Nigel Kissack, a dispute resolution expert with Pinsent Masons, the law firm behind Out-Law.com, said that payments in any replacement currency created by Greece may not be legal under the contract unless provision is specifically made for that event. He also warned that a replacement currency might depreciate in value.
He was commenting as the BBC reported that European finance ministers had been unable to reach a deal on a third round of financial assistance for the struggling Greek economy.
Kissack said that it "seemed likely" that Greece would default on its international financial obligations and withdraw from the euro if additional funds were not made available. A 'New Drachma' or other replacement currency would likely depreciate in value quickly, he added.
"The Sunday Times has suggested that the Mayor of London has bet with Lord Mandelson that Greece will exit the euro by Christmas," he said. "Greece is not raw material rich, has a limited industrial base and a banking sector which, in the absence of domestic investment, has relied on the European Central Bank (ECB). In the longer term the Greek Government will invest in infrastructure, education and industry but that will only follow a period of extreme financial difficulty and civil unrest."
According to the BBC, the 'Eurogroup' group of finance ministers is set to meet again on Monday to complete "technical work" on a package of measures intended to reduce Greek public debt. The country has so far received nearly €149 billion in two bailout loans from the eurozone and the International Monetary Fund (IMF). Public debt in Greece is projected to rise to 189% of gross domestic product (GDP) by next year, according to the BBC. The bailout programme aims to reduce its debt to 120% of GDP.
The BBC said that the Eurogroup was in favour of giving Greece an extra two years, until 2022, to reduce its debt. However the IMF, as Greece's other creditor, is against the idea of an extension.
Kissack said that as trade with Greece would continue regardless of the outcome of the ministers' discussions, UK suppliers should keep financial arrangements with Greek customers as simple as possible.
"It is simplistic to suggest that all Greek customers pay their British suppliers in advance, but with a new currency there may well be complications with the legality let alone value of payment," he said. "Letters of credit and similar guarantees could be locked for some time so simplicity in financial arrangements must be sensible."
He said that suppliers should ensure that contracts were governed by English law where possible, and consider early termination rights and the right to assign the contract to another party. Contracts should also deal with the possibility of redenomination, or changing the currency under the contract, and consider 'force majeure' provisions which would protect a party against breach of contract claims if they are unable to fulfil their obligations due to the occurrence of events outside of their control.
Those with longer-term investments in Greek companies would be likely to be faced with more complex arrangements in the event of a euro exit, Kissack said. Investors should be aware of bi-lateral investment treaties and the potential for claims under the Washington Convention, which allows international investors to recover their losses in some circumstances.
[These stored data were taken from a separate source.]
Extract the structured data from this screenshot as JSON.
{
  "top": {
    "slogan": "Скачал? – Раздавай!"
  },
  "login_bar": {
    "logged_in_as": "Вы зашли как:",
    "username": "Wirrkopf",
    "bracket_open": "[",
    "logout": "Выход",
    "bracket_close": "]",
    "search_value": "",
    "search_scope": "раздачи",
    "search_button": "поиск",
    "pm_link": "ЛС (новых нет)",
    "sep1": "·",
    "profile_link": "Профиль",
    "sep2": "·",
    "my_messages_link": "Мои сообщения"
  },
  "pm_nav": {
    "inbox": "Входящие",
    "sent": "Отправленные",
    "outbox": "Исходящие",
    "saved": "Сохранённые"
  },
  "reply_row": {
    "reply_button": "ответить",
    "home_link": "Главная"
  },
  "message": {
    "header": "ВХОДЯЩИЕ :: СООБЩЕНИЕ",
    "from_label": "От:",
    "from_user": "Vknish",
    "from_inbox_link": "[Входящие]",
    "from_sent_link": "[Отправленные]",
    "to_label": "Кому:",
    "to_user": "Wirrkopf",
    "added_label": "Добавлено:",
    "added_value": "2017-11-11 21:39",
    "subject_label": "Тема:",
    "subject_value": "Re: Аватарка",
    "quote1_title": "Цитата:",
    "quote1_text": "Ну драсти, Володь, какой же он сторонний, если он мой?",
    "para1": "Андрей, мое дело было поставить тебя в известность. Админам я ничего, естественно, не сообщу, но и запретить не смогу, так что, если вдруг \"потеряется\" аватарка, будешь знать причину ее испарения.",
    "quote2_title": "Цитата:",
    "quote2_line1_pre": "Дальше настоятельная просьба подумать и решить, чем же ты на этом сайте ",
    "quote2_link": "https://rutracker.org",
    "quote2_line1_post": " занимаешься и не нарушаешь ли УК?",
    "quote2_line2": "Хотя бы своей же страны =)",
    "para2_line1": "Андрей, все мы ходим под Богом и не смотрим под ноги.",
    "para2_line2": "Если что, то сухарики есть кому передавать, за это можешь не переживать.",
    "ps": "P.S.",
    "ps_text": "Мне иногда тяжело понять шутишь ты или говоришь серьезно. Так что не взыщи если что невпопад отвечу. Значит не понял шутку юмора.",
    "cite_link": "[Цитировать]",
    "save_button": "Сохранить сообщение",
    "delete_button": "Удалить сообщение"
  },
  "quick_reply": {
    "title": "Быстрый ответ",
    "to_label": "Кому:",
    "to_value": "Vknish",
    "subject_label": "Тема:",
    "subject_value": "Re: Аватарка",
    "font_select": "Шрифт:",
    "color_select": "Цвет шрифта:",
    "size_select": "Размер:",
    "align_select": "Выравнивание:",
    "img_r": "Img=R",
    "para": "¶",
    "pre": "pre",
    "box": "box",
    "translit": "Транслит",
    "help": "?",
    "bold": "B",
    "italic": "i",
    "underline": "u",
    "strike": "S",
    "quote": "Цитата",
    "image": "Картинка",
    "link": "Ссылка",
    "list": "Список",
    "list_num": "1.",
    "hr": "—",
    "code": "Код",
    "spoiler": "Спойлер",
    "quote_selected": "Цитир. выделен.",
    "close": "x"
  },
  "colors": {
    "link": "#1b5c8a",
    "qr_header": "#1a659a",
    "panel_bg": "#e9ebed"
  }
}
"From time to time when working internationally, businesses are faced with extra-commercial risks, often from Governments which may directly expropriate assets or, more subtly, apply some form of anti-competitive discrimination, a lapse in security or protection of assets," he said. "Losses suffered by international investors are recoverable under the Washington Convention, designed to support the international flow of private investment, as well as under contract. If your business is faced with losses abroad derived from Government action - or inaction - a claim under the Washington Convention may be the answer."